Gonsalves pointed out that the Bridgetown Initiative 2.0 criss-crosses the issue of financing for development in the era of climate change and the down-side ramifications of the structural distortions in the global economy for poor, and vulnerable middle-income.

“This progressive initiative contains creative financing proposals that would result in much more resources on highly concessionary terms for poor and vulnerable regions,” he said.

Gonsalves said that the Multi-Dimensional Vulnerability Index (MVI) championed by vulnerable middle-income countries, including those in the Caribbean, finds a place in this reform mix of financing for development.

“St. Vincent and the Grenadines urges strong support of the Bridgetown Initiative 2.0 and the MVI by this United Nations General Assembly,” he said, adding that Kingstown also endorses the initiative of The Bahamas to remove from the OECD “–the rich club–” any global authority it assumes for suzerainty on international taxation and related matters.

“Properly they ought to be resident in the United Nations,” Gonsalves said.

He told the assembly that developing countries “must refrain from being mere prideful villagers obsessed with immediate trifles and blind themselves to the far more compelling issues beyond their individual control, and which demand a unifying solidarity with others to confront successfully their travails.

“Poor vulnerable, climate- distressed and resource-challenged developing countries are absolutely fed up and insulted by the unfulfilled perennial promises of the developed world on climate financing.”

Gonsalves reminded the assembly that in 2025 UN members signed on to the 17 Sustainable Development Goals, targeted for achievement by 2030.

He noted that earlier in the week, issues centred on the SDGs were accorded especial consideration, adding, “admirably, a refreshing of them has been canvassed.

“But the critical issue of a sufficiency of financing for development, including climate financing and reparations, remains the proverbial elephant in the room to be effectively harnessed to serve the deserving. Here again, agreed commitments entered into must be translated into real actions.”

The prime minister said that SVG has been insisting as a part of the conversation on the SDGs, that there must be “a special carve out for reparations from European countries for the legacies of underdevelopment engendered by native genocide and the enslavement of African bodies — horrendous crimes against humanity.

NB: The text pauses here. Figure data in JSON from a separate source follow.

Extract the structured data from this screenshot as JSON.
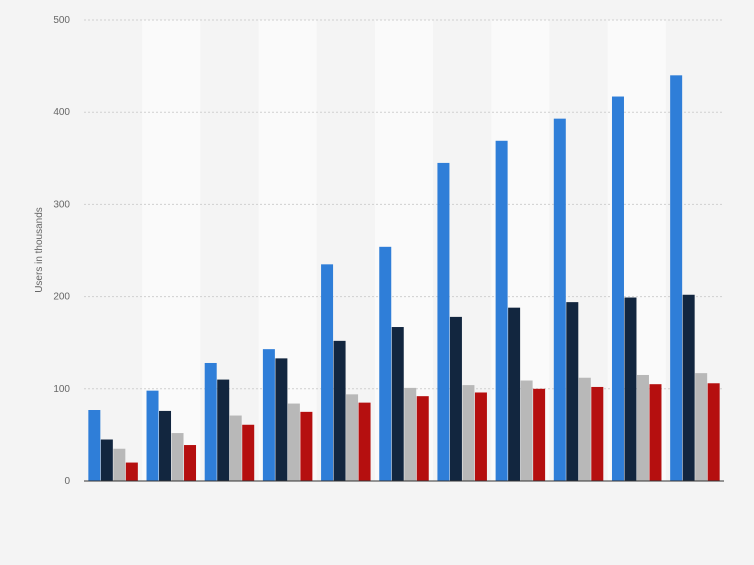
{
  "chart_data": {
    "type": "bar",
    "title": "",
    "xlabel": "",
    "ylabel": "Users in thousands",
    "ylim": [
      0,
      500
    ],
    "yticks": [
      0,
      100,
      200,
      300,
      400,
      500
    ],
    "grid": true,
    "legend": "none",
    "categories": [
      "",
      "",
      "",
      "",
      "",
      "",
      "",
      "",
      "",
      "",
      ""
    ],
    "series": [
      {
        "color": "#2f7ed8",
        "values": [
          77,
          98,
          128,
          143,
          235,
          254,
          345,
          369,
          393,
          417,
          440
        ]
      },
      {
        "color": "#12263f",
        "values": [
          45,
          76,
          110,
          133,
          152,
          167,
          178,
          188,
          194,
          199,
          202
        ]
      },
      {
        "color": "#b8b8b8",
        "values": [
          35,
          52,
          71,
          84,
          94,
          101,
          104,
          109,
          112,
          115,
          117
        ]
      },
      {
        "color": "#b50f0f",
        "values": [
          20,
          39,
          61,
          75,
          85,
          92,
          96,
          100,
          102,
          105,
          106
        ]
      }
    ]
  }
}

“In this matrix, an especial focus is required for our Haiti. The case for reparatory justice within the framework of the SDGs is compelling, and answerably strong. The time for reparations has come; this demand will not go away. Africa, the Caribbean, our diaspora, and others who hanker for a just world insist on it,” Gonsalves said.

One reply on “‘Sweet-sounding’ but ‘bitterly deceptive’ climate lyrics from major emitters”

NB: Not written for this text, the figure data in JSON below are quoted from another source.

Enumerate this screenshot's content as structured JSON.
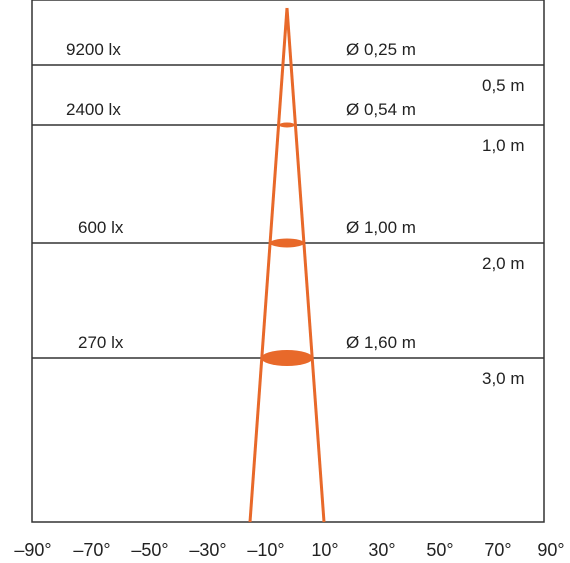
{
  "levels": [
    {
      "lux": "9200 lx",
      "diameter": "Ø 0,25 m",
      "distance": "0,5 m"
    },
    {
      "lux": "2400 lx",
      "diameter": "Ø 0,54 m",
      "distance": "1,0 m"
    },
    {
      "lux": "600 lx",
      "diameter": "Ø 1,00 m",
      "distance": "2,0 m"
    },
    {
      "lux": "270 lx",
      "diameter": "Ø 1,60 m",
      "distance": "3,0 m"
    }
  ],
  "angle_ticks": [
    "–90°",
    "–70°",
    "–50°",
    "–30°",
    "–10°",
    "10°",
    "30°",
    "50°",
    "70°",
    "90°"
  ],
  "colors": {
    "beam": "#e8692a",
    "frame": "#333333",
    "background": "#ffffff"
  }
}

  1. The PM’s hot air full of CO2 will surely heat up our planet, not a bad thing because cold air annually kills far more people around the world than hot air and because CO2 is indispensable to human life, the more of it the better, according to many leading global scientists.

    And how is SVG suffering from so-called climate change when nobody notices any of its proven effects here and when recent hurricanes have been less harmful and less plentiful than past ones?

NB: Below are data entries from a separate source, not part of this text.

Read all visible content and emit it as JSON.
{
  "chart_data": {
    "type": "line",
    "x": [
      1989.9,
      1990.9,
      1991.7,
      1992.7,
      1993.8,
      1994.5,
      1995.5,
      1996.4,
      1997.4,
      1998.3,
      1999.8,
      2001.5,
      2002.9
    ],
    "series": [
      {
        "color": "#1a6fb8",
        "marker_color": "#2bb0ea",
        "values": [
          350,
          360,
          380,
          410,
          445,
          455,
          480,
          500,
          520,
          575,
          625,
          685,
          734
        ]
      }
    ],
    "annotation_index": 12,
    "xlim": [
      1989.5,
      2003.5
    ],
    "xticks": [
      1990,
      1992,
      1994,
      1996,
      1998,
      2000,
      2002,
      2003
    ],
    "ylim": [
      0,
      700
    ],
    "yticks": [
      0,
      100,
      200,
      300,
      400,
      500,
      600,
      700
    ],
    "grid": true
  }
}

    And what exactly is little SVG doing to ameliorate the effects of so-called climate change? Nothing that anyone can point to, not even reducing the importation of gas guzzling vehicles and prohibiting the burning of rubber tires.

    And what is this nonsense about reparations for slavery doing in a speech about climate change, especially when our descendants of slavery, a pernicious institution to be sure but one still practiced in Africa, are much better off than their ancestral brethren in West Africa?

    It seems to me his speech in an empty auditorium was all about and only about extorting money from the rich countries to bad spend in poor ones like our own in reaction to ever present climate change, a natural, normal, and healthy part of billions of years of life on planet earth.